Votre rencontre, un jour, dans ce restaurant de la place Emile Zola. Un pur hasard du destin. A vrai dire, rien ne semblait incliner à nous rapprocher. Vous étiez cette femme de la bourgeoisie. Une manière d’inaccessible en soi. J’étais cet artiste en mal de création, en mal de moi. C’était là l’hypothèse la plus vraisemblable. Mais est-on jamais en mal de l’autre ? Ce serait si généreux, cette perte de soi, cette confluence avec l’amie et l’on ne serait plus qu’une même eau, oublieux de son propre ego. Mais il y a tant de choses qui nous occupent et toujours nous détournent d’un geste accompli, d’une décision portant l’être à l’intensité d’une vibration !

Vous étiez à contre-jour et la lumière enflammait votre généreuse blondeur, un feu de paille, pareil à la soudaineté de la passion. Si élégante dans votre robe-chemisier imprimée de fleurs légères que couvrait un cardigan de même teinte souligné d’un liseré de fil brillant. Vous lisiez une nouvelle de Stefan Zweig, « Vingt-quatre heures de la vie d’une femme », fumant longuement, rêveusement, dans l’air si léger du printemps. Je souhaitais capter votre regard, ne serait-ce que pour apercevoir la couleur de vos yeux. Mais vous sembliez tellement absorbée par votre lecture. Votre repas terminé, vous vous êtes levée. Grande silhouette qu’élevaient encore de hauts escarpins vernis. Puis vous êtes sortie dans la brume de midi et je n’ai plus rien su de vous, sauf ce mince livre que vous aviez oublié sur un coin de table. Soudain, j’ai eu envie de faire votre portrait. Je savais que, grâce à lui, je pouvais rebondir, trouver une nouvelle impulsion.

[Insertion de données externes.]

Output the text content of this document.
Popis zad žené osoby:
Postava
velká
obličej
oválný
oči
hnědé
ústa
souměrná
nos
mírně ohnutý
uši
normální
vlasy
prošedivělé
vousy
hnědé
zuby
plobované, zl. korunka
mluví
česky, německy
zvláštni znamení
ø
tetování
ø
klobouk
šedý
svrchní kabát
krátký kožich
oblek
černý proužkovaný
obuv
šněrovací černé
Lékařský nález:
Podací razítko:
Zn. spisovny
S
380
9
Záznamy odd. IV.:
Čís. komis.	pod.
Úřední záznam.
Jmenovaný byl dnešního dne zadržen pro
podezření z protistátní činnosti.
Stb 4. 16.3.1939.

Un air si cristallin qu’on le croirait destiné à ne plus devoir paraître. Votre livre, je l’ai lu, pensant à vous comme à cette Madame Henriette de la nouvelle qui part avec un jeune homme après l’avoir vu un seul jour dans cette pension de la Riviera où elle est descendue. Cet homme était-il, au moins un artiste ? Avait-il le même désir que le mien : vous posséder en traçant votre énigme au fusain sur la toile blanche ? A la fin de l’ouvrage, une carte discrète avec votre nom, votre adresse, votre numéro de téléphone. J’ai longuement hésité avant de vous appeler. C’était si étrange d’aborder une inconnue, de lui proposer de venir poser devant un peintre dont elle n’avait même pas aperçu le visage. Etonnement que le mien de vous voir accepter. Je suis derrière la verrière de mon atelier. J’attends. Votre voiture blanche s’est garée le long de la pelouse. Vous en descendez, dans le même vêtement qu’hier, vos escarpins aux pieds. Vous êtes si belle dans ce geste de la descente. Si belle, Henriette et je vous attends. Le fusain, entre mes doigts tremble comme les feuilles des charmes dans le silence du parc. Je vous attends, Henriette !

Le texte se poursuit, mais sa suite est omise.